Misión imposible en el patio trasero.
Reflejo deforme del sueño americano, el film de Liman echa una mirada irónica sobre los para-estatales en la era Reagan.
A treinta años del estreno de Top Gun, Tom Cruise regresa triunfalmente al cockpit de una aeronave en un relato donde volar implica bastante más que el simple hecho de trasladarse de un lugar a otro. Ya la primera escena de Barry Seal-Sólo en América demuestra con creces que el protagonista no es un capitán común y corriente: la simulación manual de una típica situación de turbulencias termina sacudiendo a todo el pasaje, desperdigando objetos y haciendo caer las mascarillas de oxígeno. ¿La razón? Sencillamente, despertar al copiloto de su siesta. Segunda colaboración entre la estrella y el realizador Doug Liman luego de la notable Al filo del mañana, American Made recoge el guante de Martin Scorsese (en particular, las enseñanzas de sus frenéticas sagas criminales de los años 90 y la relectura encarnada por El lobo de Wall Street) para narrar la historia de un piloto de aviación comercial convertido –por obra y gracia de las circunstancias políticas y sus ambiciones– en agente encubierto de la CIA, mula del Cartel de Medellín, lavador profesional de dinero y, finalmente, garganta profunda sobre rol secreto del Estado norteamericano en tierras extrañas.
Difícil saber cómo era el Barry Seal de la vida real, en el cual la película basa gran parte de su historia, pero en la piel de Cruise se trata del aviador más canchero, pintón y simpático que pueda llegar a imaginarse.
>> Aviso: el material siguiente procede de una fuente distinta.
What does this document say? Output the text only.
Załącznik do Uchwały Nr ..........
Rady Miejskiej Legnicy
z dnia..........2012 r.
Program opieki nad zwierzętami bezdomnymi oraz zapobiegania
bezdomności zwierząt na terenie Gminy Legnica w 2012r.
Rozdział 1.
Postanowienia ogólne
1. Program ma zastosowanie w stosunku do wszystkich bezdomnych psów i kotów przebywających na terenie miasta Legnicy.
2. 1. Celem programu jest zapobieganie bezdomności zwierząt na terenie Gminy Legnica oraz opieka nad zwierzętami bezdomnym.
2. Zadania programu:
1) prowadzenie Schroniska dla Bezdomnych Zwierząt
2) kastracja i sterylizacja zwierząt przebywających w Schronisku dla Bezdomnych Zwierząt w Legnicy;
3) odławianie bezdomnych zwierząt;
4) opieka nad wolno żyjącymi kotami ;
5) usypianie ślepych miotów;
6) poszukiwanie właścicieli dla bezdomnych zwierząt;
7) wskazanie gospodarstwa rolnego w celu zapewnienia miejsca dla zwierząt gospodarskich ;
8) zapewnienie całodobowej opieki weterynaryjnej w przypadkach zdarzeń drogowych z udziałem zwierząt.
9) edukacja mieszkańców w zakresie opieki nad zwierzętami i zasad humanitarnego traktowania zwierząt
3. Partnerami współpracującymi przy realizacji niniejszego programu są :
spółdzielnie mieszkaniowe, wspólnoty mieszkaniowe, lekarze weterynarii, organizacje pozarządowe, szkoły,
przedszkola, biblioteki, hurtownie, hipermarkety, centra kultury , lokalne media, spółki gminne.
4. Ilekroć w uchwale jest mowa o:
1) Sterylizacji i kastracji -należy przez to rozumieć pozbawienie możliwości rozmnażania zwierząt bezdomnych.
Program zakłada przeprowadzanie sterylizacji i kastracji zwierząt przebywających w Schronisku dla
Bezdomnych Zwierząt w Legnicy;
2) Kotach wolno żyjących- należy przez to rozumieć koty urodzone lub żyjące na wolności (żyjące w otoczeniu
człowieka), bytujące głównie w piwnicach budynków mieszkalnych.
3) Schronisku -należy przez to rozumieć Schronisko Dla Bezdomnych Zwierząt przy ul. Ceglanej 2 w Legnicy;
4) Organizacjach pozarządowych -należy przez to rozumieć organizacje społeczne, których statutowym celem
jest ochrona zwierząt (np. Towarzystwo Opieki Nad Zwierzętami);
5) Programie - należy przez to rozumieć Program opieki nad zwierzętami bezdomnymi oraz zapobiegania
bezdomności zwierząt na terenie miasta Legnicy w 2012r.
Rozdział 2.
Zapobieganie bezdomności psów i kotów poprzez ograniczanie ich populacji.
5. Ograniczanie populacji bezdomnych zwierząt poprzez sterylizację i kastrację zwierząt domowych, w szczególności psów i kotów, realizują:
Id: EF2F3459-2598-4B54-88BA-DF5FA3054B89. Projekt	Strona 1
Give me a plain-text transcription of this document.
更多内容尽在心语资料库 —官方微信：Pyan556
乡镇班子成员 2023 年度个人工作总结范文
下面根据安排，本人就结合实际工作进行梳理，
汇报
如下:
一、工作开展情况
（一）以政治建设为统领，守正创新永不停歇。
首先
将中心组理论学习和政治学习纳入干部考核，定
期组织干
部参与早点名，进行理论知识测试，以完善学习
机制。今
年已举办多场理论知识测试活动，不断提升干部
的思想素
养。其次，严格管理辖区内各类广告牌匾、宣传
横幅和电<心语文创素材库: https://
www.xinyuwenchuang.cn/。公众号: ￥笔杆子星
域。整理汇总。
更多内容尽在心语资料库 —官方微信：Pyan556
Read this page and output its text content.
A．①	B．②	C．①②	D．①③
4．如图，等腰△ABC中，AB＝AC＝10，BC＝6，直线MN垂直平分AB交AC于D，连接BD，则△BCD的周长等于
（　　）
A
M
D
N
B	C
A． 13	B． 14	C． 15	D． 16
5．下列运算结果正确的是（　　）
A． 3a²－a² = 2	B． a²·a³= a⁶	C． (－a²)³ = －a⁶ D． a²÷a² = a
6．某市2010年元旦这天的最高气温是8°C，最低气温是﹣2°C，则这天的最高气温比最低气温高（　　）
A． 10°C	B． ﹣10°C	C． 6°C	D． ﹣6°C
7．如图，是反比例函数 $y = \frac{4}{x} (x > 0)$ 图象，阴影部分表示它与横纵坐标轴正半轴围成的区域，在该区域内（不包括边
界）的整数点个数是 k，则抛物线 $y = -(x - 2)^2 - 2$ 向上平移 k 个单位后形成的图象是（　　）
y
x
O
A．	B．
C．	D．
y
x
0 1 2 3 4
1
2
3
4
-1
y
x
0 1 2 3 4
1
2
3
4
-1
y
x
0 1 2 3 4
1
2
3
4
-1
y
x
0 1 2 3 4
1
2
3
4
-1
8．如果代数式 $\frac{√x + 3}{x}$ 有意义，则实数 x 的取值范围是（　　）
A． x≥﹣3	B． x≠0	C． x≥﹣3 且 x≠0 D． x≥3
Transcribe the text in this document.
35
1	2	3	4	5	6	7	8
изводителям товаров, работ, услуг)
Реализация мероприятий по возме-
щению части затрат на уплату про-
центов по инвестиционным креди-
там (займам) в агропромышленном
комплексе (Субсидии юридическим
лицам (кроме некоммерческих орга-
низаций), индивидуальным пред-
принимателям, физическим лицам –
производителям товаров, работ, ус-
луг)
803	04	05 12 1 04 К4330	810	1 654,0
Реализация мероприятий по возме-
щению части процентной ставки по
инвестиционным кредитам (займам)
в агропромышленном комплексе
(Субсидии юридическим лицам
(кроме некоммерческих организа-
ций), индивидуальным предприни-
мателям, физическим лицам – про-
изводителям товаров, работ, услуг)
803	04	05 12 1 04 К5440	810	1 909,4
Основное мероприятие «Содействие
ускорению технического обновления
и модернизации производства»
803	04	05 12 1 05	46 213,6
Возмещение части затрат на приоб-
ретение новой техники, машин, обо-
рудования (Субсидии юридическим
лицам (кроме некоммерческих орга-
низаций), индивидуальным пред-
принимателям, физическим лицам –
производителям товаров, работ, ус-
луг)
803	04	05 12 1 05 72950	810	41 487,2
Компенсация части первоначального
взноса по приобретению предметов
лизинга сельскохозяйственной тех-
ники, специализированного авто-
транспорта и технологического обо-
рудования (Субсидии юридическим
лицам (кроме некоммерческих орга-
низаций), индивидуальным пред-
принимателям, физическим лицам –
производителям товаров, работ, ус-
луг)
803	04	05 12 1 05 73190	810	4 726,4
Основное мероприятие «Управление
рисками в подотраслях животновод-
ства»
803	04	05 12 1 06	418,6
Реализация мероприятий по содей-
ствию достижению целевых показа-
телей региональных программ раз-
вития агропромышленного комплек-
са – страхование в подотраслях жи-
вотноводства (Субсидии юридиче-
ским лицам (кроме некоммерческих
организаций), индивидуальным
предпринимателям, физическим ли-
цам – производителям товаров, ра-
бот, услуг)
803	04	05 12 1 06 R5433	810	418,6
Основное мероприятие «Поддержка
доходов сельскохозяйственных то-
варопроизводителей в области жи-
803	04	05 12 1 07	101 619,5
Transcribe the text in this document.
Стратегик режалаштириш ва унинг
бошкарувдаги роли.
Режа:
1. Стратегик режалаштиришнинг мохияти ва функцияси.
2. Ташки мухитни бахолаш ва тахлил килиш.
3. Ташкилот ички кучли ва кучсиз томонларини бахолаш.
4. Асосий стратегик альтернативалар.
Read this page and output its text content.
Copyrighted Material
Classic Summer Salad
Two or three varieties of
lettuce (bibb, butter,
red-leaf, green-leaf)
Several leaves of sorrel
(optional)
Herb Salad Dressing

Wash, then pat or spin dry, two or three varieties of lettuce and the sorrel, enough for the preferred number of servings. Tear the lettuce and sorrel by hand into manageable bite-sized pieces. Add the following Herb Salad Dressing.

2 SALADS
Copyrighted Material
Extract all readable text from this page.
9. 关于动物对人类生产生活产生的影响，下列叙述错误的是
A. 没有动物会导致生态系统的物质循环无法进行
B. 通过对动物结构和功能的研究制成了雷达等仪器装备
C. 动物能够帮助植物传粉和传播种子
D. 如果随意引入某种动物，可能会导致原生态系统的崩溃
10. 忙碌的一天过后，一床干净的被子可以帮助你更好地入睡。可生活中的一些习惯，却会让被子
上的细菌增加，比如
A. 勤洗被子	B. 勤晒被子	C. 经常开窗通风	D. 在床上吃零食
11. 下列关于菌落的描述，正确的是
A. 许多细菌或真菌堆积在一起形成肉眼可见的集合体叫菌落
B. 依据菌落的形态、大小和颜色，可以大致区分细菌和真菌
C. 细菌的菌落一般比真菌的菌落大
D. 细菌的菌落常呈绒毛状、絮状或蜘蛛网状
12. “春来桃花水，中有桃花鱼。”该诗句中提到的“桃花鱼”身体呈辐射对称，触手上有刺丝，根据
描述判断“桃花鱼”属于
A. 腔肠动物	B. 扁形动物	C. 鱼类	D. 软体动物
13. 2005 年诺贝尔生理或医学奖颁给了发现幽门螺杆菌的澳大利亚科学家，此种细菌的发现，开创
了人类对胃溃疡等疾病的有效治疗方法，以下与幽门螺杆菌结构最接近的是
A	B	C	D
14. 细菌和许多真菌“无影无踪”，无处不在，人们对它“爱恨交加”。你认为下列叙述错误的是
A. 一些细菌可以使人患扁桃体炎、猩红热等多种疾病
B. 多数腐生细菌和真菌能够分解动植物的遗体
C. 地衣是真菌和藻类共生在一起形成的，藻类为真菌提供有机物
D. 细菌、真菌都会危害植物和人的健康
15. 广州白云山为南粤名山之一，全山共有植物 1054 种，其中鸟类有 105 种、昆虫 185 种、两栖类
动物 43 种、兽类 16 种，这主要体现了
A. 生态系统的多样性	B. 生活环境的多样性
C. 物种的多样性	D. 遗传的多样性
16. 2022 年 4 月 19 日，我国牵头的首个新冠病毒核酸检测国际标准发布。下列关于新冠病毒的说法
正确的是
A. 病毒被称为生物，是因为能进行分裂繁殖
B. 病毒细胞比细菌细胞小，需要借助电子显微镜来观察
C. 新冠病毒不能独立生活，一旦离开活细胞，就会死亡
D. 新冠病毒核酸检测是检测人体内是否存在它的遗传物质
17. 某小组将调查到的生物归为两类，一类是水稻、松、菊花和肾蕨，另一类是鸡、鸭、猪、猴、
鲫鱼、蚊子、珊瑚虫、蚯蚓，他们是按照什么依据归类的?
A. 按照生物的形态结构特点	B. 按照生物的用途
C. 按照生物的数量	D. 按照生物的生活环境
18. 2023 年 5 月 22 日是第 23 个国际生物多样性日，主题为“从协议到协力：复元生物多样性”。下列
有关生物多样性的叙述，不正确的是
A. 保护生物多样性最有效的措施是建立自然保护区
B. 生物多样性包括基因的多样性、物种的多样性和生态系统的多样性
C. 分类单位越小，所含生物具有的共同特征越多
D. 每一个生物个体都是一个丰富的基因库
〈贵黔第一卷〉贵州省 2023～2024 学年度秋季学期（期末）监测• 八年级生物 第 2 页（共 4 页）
Y nada lerdo: aprovechando algunas de las rutas aéreas, el hombre se hace unos dólares extra pasando ilegalmente habanos cubanos de primera calidad. Es con esa información bajo la manga que un agente de la CIA (el irlandés pelirrojo Domhnall Gleeson) se le acerca para ofrecerle el más insospechado de los negocios. En esencia, armar una empresa fantasma que sirva de fachada para el plan más importante: fotografiar a baja altura los campos de entrenamiento de “los enemigos de la democracia” en Centroamérica, en particular Nicaragua, Honduras y El Salvador. Corren los últimos meses de la década del 70 y la tirante situación política y social con los sandinistas, la Fprlz y el Frente Farabundo Martí está en su apogeo (como también la intervención directa de los Estados Unidos en el territorio, entrenamiento militar de los Contras incluido). En precisamente sobre el terreno, pilotando un jet de última generación y escapando de las balas insurgentes, que Seal conoce a un grupo de muchachos colombianos, encabezado por un tal Pablo Escobar, deseosos de inundar de fresca cocaína el mercado norteamericano.
Relato de ascenso y caída y, al mismo tiempo, reflejo risiblemente deforme del sueño americano, Sólo en América acelera desde el minuto uno y no afloja el ritmo en ningún momento, combinando el sarcasmo desembozado con una mirada irónica sobre el papel de las agencias estatales en la era Reagan. Cerca del final del film y de la vertiginosa y fugaz carrera de Seal la CIA, el FBI, la policía local y la DEA llegan casi al mismo tiempo al hangar del aeropuerto privado del protagonista con la intención de detenerlo, situación improbable que ilustra la fascinación de Liman y el guionista Gary Spinelli por el humor absurdo e, incluso, el gag físico. A pesar de ese sentido de la comicidad que la atraviesa de principio a fin, la película no es necesariamente una comedia, al menos no en un sentido estricto. Y si lo es, no puede sino serlo de una manera trágica: las dificultades de la familia Seal a la hora de guardar todo el efectivo disponible o de “lavarlo” en tiempo y forma sólo es equiparable a su ceguera ante la imposibilidad de que ese estado de las cosas continúe indefinidamente.
“Hecho en América”, reza el título original, y ese cambalache donde se confunden objetivos con medios, ideales con simples actos criminales y el confort con la más incómoda acumulación de bienes es esencial a la trama de negocios y planes políticos que laten en el corazón del complejo acuerdo entre las partes: Seal, el gobierno de su país, los narcos, los miembros de su familia. En el fondo, Seal no puede evitar ser una víctima de sus propias y desmedidas ambiciones, alguien que es usado para ciertos fines, un peón al que se hace creer que es rey. Esa es la ironía mayor de esta fábula que, en el fondo, termina siendo moral pero nunca admonitoria. “Tal vez debería haber hecho más preguntas”, afirma Seal ante una camarita VHS que hace las veces de confesor sordo, a mediados de los años 80, poco antes del fin de una era. El dinero ya no está. O, mejor dicho: está, pero en otras manos.